< 1 Samuël 13 >

1 Saul was 1 jaar oud, toen hij koning werd, en… jaar regeerde hij over Israël.
Saul was [thirty] years old when he began to reign; and, when he had reigned two years over Israel,
2 Saul koos drieduizend Israëlieten uit, van wie er tweeduizend bij hem in Mikmas en het gebergte van Betel bleven, en duizend bij Jonatan in Giba van Benjamin; de rest van het volk stuurde hij naar zijn woonplaatsen terug.
Saul chose him three thousand men out of Israel, of whom there were with Saul, two thousand in Michmash and in the hill-country of Bethel, and, a thousand, were with Jonathan, in Gibeah of Benjamin, —but, the rest of the people, he let go, every man to his own home.
3 Daar Jonatan den Filistijnsen stadhouder in Giba doodde, vernamen de Filistijnen, dat de Hebreën waren afgevallen en dat Saul over heel het land de krijgstrompet had doen blazen.
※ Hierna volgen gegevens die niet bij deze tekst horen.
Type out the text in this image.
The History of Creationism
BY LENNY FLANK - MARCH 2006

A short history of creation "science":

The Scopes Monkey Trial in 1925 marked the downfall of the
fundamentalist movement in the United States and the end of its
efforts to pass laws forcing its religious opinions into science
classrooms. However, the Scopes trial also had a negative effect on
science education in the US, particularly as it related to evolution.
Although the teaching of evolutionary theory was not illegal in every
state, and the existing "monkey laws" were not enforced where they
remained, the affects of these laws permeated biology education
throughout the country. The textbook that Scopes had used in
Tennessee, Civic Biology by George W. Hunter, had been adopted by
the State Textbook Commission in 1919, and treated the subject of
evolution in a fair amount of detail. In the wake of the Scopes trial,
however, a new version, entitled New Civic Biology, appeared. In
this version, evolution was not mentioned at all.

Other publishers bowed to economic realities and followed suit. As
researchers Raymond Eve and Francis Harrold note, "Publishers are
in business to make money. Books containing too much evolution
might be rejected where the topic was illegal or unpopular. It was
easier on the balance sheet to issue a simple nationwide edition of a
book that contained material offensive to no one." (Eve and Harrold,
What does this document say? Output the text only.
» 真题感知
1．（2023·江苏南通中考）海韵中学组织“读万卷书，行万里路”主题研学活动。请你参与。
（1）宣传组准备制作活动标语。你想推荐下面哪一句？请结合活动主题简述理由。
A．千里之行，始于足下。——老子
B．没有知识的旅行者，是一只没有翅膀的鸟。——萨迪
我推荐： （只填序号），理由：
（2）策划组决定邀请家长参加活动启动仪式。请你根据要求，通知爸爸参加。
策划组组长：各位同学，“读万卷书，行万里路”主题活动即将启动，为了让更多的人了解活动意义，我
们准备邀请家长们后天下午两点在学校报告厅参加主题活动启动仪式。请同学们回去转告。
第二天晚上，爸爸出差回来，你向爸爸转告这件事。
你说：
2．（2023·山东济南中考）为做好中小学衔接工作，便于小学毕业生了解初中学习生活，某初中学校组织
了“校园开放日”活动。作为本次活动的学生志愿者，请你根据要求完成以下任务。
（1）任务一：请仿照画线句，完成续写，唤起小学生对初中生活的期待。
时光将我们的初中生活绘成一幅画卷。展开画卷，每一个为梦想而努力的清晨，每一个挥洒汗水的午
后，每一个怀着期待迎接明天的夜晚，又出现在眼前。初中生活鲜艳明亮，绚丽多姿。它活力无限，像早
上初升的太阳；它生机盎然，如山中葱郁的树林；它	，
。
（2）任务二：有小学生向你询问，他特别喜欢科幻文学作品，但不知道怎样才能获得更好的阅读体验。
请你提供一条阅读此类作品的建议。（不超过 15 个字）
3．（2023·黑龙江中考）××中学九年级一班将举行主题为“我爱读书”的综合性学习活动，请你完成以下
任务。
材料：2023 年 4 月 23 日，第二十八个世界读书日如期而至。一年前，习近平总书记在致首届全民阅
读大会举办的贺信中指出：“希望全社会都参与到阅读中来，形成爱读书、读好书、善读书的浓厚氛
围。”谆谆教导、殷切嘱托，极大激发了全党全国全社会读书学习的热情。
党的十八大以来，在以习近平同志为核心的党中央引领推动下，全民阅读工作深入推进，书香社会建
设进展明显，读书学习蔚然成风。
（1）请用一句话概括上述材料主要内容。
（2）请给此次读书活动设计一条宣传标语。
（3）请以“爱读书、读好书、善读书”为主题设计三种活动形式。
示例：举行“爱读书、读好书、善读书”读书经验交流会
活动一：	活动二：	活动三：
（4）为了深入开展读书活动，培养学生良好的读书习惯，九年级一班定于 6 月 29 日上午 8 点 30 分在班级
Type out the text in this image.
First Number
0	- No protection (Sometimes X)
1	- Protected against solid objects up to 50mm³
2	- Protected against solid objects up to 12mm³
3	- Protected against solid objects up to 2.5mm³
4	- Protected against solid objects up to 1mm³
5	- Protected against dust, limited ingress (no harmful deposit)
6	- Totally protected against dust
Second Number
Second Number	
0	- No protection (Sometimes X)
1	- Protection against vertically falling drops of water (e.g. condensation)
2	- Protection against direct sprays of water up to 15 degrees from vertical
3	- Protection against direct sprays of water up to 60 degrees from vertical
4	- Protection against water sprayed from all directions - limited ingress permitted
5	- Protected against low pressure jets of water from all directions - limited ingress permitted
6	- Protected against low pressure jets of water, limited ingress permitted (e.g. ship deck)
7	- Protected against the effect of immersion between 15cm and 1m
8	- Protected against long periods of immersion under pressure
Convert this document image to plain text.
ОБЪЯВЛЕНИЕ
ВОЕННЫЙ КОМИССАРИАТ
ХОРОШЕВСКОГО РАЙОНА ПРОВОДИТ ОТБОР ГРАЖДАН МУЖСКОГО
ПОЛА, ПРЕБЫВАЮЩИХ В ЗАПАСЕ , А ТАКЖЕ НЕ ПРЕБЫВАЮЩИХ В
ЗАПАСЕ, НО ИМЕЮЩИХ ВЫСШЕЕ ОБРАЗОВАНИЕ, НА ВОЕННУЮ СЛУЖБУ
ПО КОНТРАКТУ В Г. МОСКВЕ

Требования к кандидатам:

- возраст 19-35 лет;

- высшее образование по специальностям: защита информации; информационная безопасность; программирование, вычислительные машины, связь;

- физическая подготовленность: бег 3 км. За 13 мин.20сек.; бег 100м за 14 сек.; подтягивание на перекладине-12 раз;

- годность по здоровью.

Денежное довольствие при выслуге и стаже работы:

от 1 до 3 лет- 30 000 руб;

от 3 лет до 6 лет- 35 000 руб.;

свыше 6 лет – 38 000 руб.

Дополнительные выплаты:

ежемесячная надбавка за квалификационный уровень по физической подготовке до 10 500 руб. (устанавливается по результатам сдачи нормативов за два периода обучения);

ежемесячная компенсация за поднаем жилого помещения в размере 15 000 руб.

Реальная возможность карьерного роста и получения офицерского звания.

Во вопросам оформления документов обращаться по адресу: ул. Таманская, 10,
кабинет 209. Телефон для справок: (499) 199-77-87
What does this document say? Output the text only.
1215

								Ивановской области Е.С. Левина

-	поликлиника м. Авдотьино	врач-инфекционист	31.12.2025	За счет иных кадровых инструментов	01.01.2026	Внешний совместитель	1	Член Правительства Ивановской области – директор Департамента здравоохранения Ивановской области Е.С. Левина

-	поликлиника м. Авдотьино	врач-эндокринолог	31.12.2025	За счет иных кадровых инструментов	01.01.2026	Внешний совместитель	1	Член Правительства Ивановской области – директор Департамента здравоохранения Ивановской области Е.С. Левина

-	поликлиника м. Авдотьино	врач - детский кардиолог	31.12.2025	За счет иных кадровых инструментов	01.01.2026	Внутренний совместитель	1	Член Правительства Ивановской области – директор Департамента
Then did Jonathan smite the garrison of Philistines that was in Geba, and the Philistines heard of it, —and, Saul, blew with a horn throughout all the land saying, Let the Hebrews hear!
4 Maar ook heel Israël hoorde, dat Saul den Filistijnsen stadhouder gedood had, en dat Israël zich de haat van de Filistijnen op de hals had gehaald; waarop het volk zich achter Saul en Jonatan in Gilgal schaarde.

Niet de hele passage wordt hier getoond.